El otro lado de la mesa0Ha sido una despedida en paz pero en realidad no se la esperaba. Se ha ido un trozo de la gran familia gastronómica gaditana, se ha perdido una parte de la infraestructura de campo de las Cosas de Comé más universales. Y faltará una parte del equipo titular que ha jugado en la primera división de la culinaria de esta provincia.

Se ha ido la amiga, la colaboradora, y la viga de contrapunto de la opinión. Hoy todos los blogueros de Cádiz estamos tristes. La mayoría sabemos lo que es escribir junto a un revisor, un consejero y, alguien que se fije en los detalles menores a modo de puntos sobre las íes.

Conocer la hostelería en directo, valorar la cocina, descubrir las nuevas ideas, probar de primera mano las recetas, y todo lo que constituye el mundo de la gastronomía no es lo mismo cuando uno va solo. En un plato caben muy bien dos tenedores sincronizados.

En el caso que nos ocupa, pudimos contemplar de cerca la felicidad de ambos miembros del equipo, convertido en más que dos, por la suerte mutua de haberse conocido, comprendido y haberse puesto a trabajar en lo mismo, como empezando de nuevo en mitad del camino de sus vidas.
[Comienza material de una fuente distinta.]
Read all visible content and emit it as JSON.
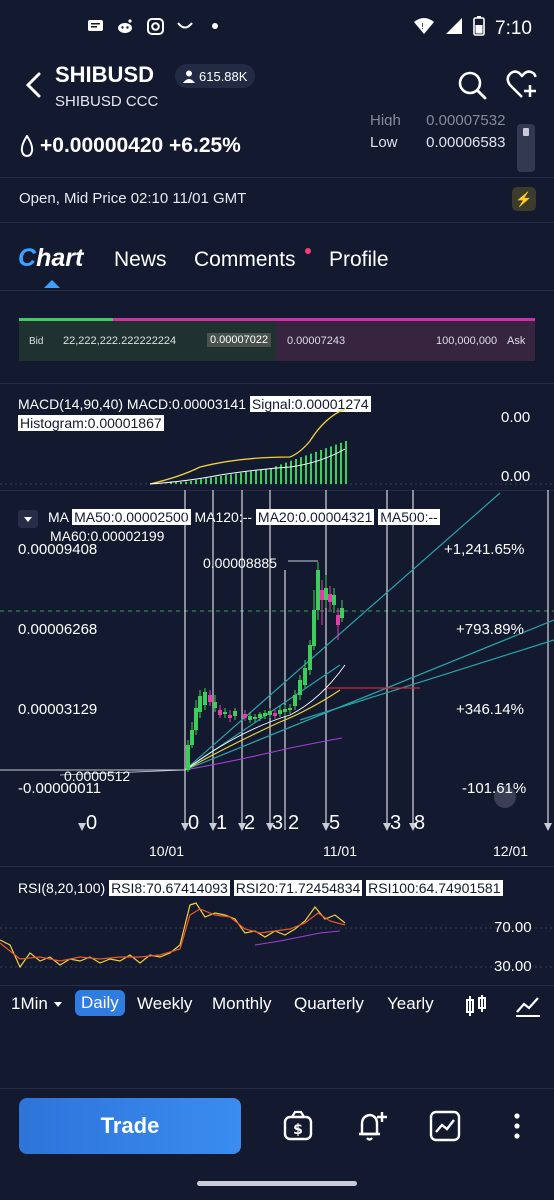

Nada en la vida como un cómplice adaptado a la piel del propio ser. Nada como un compañero que juegue en tu alineación para salir en cuarta sin miedo hacia cualquier sitio.

Aprovecho para grabar su pérdida en nuestra memoria, su labor, su utilidad humana en la compañía y el entendimiento, que permitió crecer, continuar y reforzar el mensaje de la mejor comunicación. Y me reservo el recuerdo del último abrazo que le di allá por el mes de mayo.

Al final, es archivar el valor de esos buenos años que fueron de verdad, y lo mucho bueno que han dejado por aquí. No se puede desperdiciar lo vivido, aunque ahora el trabajo y el amor estén en un solo lado de la mesa.

D.E.P. Manuela, ya inmortal en mi blog.